Tuesday, 15 June 2010
Game Review: Alan Wake-Xbox 360
Alan Wake has had a bumpy ride during the course of its development, one that began way back around the release of the Xbox 360 and one time there was even talk of it ever surfacing at all. It’s also seen developers, Remedy, (of Max Payne fame), come under a lot of pressure from the gaming community and critics alike as all waited patiently for the game to be released. So here we are, some five years later, and finally Alan Wake has reached retailers' shelves albeit as a leaner, more familiar survival horror as supposed to the pseudo-free roaming adventure originally planned. It would be easy to decry Alan Wake for its step back into the tried and tested waters of earlier game mechanics given its length of time under development, but to do so would be an unfair critique of a video game that delivers on many levels whilst surprising on others.

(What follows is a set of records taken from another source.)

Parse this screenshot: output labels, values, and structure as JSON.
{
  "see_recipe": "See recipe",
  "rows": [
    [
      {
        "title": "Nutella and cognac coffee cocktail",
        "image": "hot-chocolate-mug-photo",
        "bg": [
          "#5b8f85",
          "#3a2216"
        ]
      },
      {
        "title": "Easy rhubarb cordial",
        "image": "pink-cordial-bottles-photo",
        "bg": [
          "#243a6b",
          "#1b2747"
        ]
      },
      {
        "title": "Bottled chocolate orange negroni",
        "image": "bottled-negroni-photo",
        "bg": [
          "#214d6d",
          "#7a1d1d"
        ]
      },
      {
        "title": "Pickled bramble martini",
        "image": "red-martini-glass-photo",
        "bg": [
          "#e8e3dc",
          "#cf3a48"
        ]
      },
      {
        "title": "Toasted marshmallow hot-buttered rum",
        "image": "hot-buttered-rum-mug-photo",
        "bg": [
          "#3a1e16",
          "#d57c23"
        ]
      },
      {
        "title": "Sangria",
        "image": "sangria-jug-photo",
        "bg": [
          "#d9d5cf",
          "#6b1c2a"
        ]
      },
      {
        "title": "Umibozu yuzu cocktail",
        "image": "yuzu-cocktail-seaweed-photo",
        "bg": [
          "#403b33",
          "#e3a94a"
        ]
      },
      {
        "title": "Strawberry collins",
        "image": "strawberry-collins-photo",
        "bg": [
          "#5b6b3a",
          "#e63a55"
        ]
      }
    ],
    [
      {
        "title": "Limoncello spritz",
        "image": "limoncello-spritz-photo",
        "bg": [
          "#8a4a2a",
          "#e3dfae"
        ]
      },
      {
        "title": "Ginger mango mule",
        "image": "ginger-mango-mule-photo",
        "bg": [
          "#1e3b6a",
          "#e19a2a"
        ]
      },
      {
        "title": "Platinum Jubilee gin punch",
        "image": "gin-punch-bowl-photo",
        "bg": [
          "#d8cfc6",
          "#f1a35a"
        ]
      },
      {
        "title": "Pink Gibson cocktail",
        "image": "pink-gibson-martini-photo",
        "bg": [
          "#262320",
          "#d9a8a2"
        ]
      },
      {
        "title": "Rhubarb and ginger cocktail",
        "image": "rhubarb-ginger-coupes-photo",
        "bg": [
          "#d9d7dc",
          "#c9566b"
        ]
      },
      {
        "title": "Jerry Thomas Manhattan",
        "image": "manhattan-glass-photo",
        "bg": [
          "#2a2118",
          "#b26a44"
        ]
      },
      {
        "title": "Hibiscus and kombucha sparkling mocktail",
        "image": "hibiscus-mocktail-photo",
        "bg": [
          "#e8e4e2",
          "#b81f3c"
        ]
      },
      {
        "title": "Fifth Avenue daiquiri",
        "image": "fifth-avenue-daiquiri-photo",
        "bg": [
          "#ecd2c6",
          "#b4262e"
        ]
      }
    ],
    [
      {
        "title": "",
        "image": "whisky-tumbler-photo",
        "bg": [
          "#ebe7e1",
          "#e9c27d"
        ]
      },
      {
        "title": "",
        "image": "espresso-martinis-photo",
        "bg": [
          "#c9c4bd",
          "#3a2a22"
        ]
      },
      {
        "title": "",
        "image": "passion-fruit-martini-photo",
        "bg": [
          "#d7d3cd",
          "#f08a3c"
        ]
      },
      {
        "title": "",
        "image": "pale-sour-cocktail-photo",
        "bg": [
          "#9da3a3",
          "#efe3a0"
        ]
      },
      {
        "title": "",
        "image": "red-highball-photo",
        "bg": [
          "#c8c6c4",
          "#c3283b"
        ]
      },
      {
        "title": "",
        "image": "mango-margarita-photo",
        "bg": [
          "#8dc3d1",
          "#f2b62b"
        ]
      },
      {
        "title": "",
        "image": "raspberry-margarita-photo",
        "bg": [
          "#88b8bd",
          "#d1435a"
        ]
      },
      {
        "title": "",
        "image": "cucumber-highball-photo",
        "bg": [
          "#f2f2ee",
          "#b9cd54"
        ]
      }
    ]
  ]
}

Much like a TV series the game is broken up into episodes and on completion of each the player is rewarded with an enjoyable closing piece of music with the following episode beginning with a TV style re-cap of previous events. Adding to this sense of acting out a TV serial is Alan’s ever present narration as the tale unfolds. Hints as to what may lie around the next corner or within the dark confines of an abandoned farmhouse are never too far away. While it’s often considered more appropriate in a horror-cum-thriller to conceal your viewers from what’s coming next, hearing the words “It was then I heard the Chainsaw” just as you stumble blindly into that afore mentioned farmhouse, is surprisingly unnerving. It’s an interesting approach toward a genre that invariably relies on the player being completely unaware of what lies in wait within their immediate environment; using the unknown to trigger the biggest scares and induce moments of panic. Alan Wake, however, tells you what’s coming next and as a result is genuinely more frightening than many other titles in the genre and for that it should be applauded. What’s particularly clever is how Remedy has managed to remind the player that they are just part of an interactive story whilst simultaneously never really detaching them from the experience. When Alan is terrified, amused or even exasperated by the events unfolding before him you share that journey, experiencing your own set of mixed emotions as the darkness-as it becomes known-threatens to consume you at every turn.
It’s has been a long time coming but Alan Wake has certainly been worth the wait. Atmosphere, beautiful visuals and a compelling story rarely come together in a video game quite as well as seen here. Once you begin Alan’s nightmarish journey it’s hard to let go; just remember when you go to bed at night to leave the landing light on as you never know what may lurk in the darkness.